Besides these general forms of social capital, the impact of further immigrant-specific forms
of social capital on immigrant integration is vigorously debated in integration research.
These specific forms mainly deal with the effects of ethnic communities that have always
been identified as important factors shaping incorporation processes (see esp., Portes &
Rumbaut, 2001). We identify four forms of immigrant-specific social capital (for the sake of
simplicity we will refer to them as ethnic social capital).

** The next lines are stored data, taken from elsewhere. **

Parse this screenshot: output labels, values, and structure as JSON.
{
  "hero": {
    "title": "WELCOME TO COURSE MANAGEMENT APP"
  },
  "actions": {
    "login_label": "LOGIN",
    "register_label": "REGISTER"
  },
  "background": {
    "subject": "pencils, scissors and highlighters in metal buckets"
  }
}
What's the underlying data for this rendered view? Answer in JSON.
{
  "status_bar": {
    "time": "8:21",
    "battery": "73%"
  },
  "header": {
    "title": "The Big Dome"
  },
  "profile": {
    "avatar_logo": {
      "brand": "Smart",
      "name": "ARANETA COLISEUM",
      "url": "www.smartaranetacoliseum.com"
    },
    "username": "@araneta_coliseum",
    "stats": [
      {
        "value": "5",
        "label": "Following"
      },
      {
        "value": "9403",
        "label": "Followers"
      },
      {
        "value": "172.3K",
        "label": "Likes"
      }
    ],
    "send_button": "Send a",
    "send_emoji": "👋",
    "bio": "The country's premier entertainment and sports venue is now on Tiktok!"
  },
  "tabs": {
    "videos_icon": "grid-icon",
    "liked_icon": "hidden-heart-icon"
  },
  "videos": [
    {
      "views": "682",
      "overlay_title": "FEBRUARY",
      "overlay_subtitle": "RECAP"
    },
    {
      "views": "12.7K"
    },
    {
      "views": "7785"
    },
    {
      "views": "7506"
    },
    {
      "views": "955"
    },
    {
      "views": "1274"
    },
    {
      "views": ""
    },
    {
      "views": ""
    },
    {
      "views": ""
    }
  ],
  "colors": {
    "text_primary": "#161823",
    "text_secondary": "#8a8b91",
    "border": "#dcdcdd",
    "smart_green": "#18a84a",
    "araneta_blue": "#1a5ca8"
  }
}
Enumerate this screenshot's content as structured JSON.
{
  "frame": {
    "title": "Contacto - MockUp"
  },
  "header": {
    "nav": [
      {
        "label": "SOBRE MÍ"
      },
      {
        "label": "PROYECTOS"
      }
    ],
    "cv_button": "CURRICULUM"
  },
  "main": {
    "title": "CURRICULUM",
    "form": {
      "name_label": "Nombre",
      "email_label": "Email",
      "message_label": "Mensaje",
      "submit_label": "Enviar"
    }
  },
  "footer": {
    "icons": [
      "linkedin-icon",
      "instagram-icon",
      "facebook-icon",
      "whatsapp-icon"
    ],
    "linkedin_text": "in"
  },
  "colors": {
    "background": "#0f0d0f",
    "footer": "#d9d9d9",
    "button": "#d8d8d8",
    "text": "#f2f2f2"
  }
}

First of all, the ethnic community is particularly important for newly arriving immigrants as it
helps them to find guidance despite language barriers. The ethnic community offers easy
access to crucial information, especially about typical matters that immigrants face upon
arrival in a new environment, such as job search, (affordable) housing, administrative
matters, specific shopping facilities, or medical aid. This first form of ethnic social capital
largely follows from being able to communicate with each other. This argument, however, is
not only about language barriers. It is also concerned with mutual understanding (e.g., of
codes, customs, and modes of reaction)—it is linked to socio-cultural characteristics. Last but
not least, fellow co-ethnics can more naturally put themselves in the position of newly
arriving immigrants as they often share similar (defining) experiences—many community
members once happened to be in similar situations.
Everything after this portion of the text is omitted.